Il VI Governo Andreotti fu il quarantasettesimo della Repubblica Italiana, rimase in carica dal 23 luglio 1989 al 13 aprile 1991. A novembre 1989 il Muro crollò a Berlino, la Germania tornò ad essere una, dopo la fine del regime comunista sovietico. L’Occidente esultava. Anche l’Italia era soddisfatta per lo storico evento. Forze politiche cercarono di convincere Giulio Andreotti e la DC di fissare a maggio 1990 la data delle elezioni politiche, in contemporanea con quelle regionali, già fissate, per dare un colpo mortale al PCI ormai in crisi di identità.
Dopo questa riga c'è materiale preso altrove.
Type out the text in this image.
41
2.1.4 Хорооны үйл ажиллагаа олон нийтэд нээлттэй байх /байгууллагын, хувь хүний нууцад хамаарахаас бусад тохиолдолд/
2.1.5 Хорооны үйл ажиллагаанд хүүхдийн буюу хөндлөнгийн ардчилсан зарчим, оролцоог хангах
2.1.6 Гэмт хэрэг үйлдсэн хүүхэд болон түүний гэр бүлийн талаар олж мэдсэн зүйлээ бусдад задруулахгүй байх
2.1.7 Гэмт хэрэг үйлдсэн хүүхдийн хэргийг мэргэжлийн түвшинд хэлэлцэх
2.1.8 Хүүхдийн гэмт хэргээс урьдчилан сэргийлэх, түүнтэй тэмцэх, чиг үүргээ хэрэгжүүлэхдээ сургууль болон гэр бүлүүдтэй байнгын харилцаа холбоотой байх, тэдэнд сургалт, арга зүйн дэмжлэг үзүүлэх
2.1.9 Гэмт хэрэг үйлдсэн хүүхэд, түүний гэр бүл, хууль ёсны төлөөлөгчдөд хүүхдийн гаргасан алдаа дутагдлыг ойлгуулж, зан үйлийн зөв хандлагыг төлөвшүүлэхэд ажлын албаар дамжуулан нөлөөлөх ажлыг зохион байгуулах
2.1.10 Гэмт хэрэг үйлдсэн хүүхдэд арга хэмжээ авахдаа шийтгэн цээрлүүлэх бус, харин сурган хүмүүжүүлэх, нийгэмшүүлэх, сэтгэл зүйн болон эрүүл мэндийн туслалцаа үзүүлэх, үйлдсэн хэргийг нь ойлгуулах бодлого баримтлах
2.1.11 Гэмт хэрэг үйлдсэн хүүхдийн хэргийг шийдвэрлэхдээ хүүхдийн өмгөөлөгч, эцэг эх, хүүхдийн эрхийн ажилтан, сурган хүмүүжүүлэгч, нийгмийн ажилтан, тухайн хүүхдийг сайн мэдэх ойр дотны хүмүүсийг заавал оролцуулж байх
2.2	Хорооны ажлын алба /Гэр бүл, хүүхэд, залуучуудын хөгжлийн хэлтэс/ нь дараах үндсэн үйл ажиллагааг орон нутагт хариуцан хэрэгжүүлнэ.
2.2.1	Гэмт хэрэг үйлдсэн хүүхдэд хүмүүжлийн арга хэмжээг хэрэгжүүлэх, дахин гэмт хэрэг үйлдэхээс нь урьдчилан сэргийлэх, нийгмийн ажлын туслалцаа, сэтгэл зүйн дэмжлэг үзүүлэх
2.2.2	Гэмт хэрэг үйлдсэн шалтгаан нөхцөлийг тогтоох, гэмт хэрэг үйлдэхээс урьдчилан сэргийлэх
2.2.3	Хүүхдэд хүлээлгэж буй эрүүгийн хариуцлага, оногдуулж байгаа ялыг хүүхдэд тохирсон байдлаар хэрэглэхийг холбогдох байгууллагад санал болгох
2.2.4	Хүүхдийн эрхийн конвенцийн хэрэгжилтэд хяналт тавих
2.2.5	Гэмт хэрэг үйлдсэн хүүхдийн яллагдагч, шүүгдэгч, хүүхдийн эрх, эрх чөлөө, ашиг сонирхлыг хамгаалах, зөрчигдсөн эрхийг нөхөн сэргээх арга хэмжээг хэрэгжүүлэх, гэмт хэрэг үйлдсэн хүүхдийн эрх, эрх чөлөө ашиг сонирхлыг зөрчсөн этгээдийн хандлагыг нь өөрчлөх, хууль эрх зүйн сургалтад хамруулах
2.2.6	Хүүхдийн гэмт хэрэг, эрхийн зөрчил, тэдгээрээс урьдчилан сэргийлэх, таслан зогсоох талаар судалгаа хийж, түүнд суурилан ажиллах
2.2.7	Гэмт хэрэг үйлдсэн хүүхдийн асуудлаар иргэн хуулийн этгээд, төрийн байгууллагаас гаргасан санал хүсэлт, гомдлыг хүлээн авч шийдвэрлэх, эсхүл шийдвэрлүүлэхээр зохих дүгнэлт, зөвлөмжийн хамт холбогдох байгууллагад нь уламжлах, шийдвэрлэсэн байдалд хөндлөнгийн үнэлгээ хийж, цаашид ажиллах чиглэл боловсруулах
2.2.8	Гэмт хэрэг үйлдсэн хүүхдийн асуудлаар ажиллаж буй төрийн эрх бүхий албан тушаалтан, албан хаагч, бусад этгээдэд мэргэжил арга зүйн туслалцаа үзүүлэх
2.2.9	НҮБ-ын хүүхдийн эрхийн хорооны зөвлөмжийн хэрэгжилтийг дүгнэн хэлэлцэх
Andreotti e gli altri leader democristiani non si mostrarono entusiasti verso la richiesta dei partiti alleati. Non avevano alcuna intenzione di mortificare gli oppositori comunisti, pur sempre una larga forza politica democratica. Lo Scudocrociato avrebbe tratto grande vantaggio, se avesse adottato la strategia cinica, andando a votare prima, per il rinnovo del Parlamento. Come sempre, antepose gli interessi del Paese a quelli della ditta, come si dice oggi. Infatti, le elezioni politiche si tennero a scadenza naturale: primavera del 1992.

La scelta costò tantissimo alla DC, che dovette pagare in seguito prezzi altissimi, ironia della sorte, fino alla scomparsa dalle aule parlamentari. Regole non scritte consentivano a espressioni diverse e/o opposte di riconoscersi e di rispettarsi, secondo un galateo etico. Era questa la nobile peculiarità di chi, dotato di cultura politica e di governo, cercava sempre di non mortificare l’avversario, ma soprattutto di garantire la governabilità e la stabilità del sistema.

Renzi, al contrario di tante figure della società civile che si sono manifestate e poi svanite come meteore, potrebbe essere una buona speranza per la politica italiana, se fosse dotato della capacità di dare prove di sintesi e di saggezza politica.